High–throughput genomic analyses of a patient tumor in conjunction with PDX models provide a powerful tool to study correlations between specific genomic alterations and a therapeutic response. These have been described in a few publications26,27. For example, therapeutic responses to the EGFR inhibitor cetuximab in a set of colorectal PDX models carrying EGFR amplification, paralleled clinical responses to cetuximab in patients28.

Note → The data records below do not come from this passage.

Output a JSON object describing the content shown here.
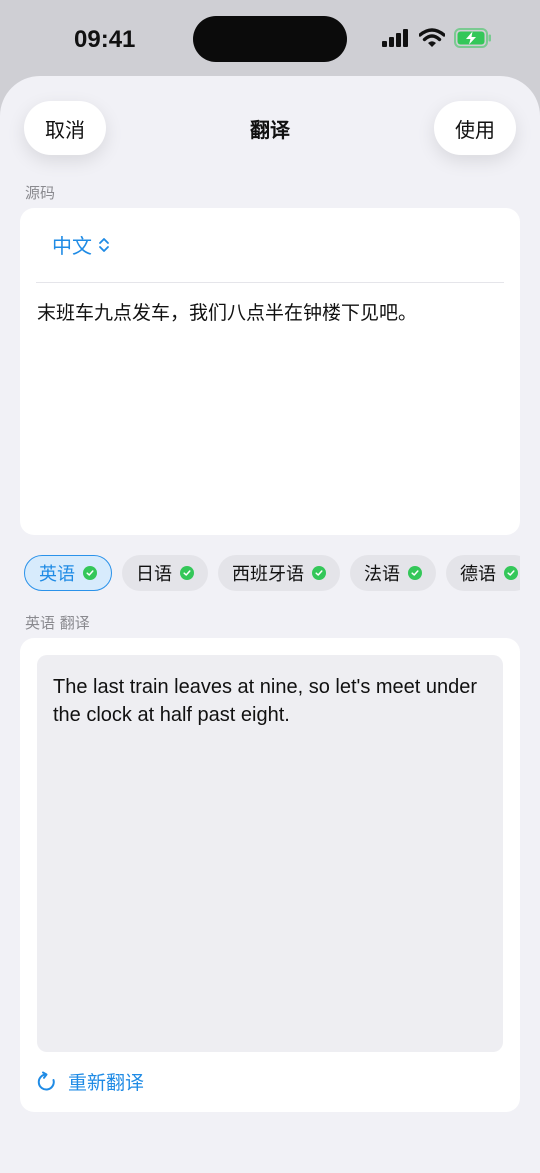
{
  "status": {
    "time": "09:41"
  },
  "nav": {
    "cancel": "取消",
    "title": "翻译",
    "use": "使用"
  },
  "source": {
    "section_label": "源码",
    "language": "中文",
    "text": "末班车九点发车，我们八点半在钟楼下见吧。"
  },
  "targets": [
    {
      "label": "英语",
      "active": true
    },
    {
      "label": "日语",
      "active": false
    },
    {
      "label": "西班牙语",
      "active": false
    },
    {
      "label": "法语",
      "active": false
    },
    {
      "label": "德语",
      "active": false
    }
  ],
  "result": {
    "section_label": "英语 翻译",
    "text": "The last train leaves at nine, so let's meet under the clock at half past eight.",
    "retranslate": "重新翻译"
  },
  "colors": {
    "accent": "#1f8be5",
    "check": "#34c759",
    "battery": "#34c759"
  },
  "icons": [
    "signal-icon",
    "wifi-icon",
    "battery-charging-icon",
    "chevron-updown-icon",
    "checkmark-icon",
    "refresh-icon"
  ]
}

There are a few challenges associated with the development and application of PDX models. Among those is tumor heterogeneity29,30 that may compromise the accuracy of treatment response interpretation as a single cell clone with higher proliferative capacity within a PDX can outgrow the other ones31, thus resulting in a loss of heterogeneity. Additionally, when single tumor biopsies are used to develop PDX, some of the cell populations may be missed and will not be represented in the final graft. Multiple samples from the same tumor are recommended for implantation to resolve this issue. Although PDX tumors tend to contain all the cell types of the original donor tumor, these cells are gradually substituted by those of murine origin3. The interplay between murine stroma and human tumor cells in PDX models is not well understood. Nevertheless, stromal cells were shown to recapitulate tumor microenvironment33.

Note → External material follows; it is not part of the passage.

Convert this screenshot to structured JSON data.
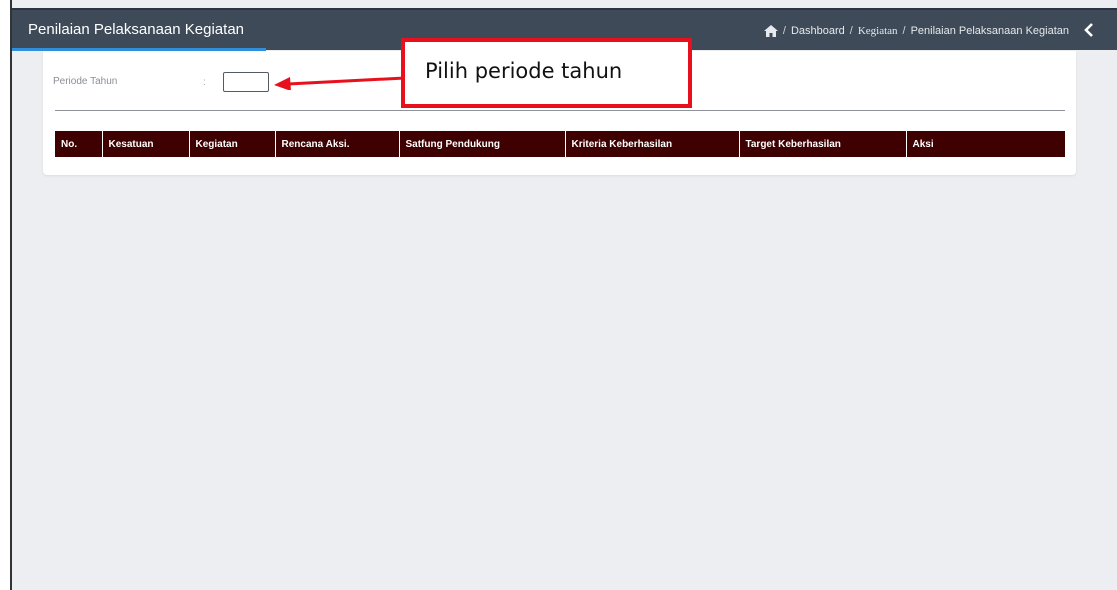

Despite these limitations, PDX models remain among the most valuable tools for translational research as well as personalized medicine for selecting patient therapies. Major applications of PDXs include biomarker discovery and drug testing. PDX models are also successfully used to study drug resistance mechanisms and identify strategies to overcome drug resistance34,35. The approach described in the present manuscript allows the researcher to identify potential therapeutic targets in human tumors and to assess the efficacy of corresponding drugs in vivo, in mice harboring engrafted tumors which were initially genomically characterized. The protocol uses ovarian tumors engrafted intraperitoneally but is applicable to any type of tumor sufficiently aggressive to grow in mice2,3,12.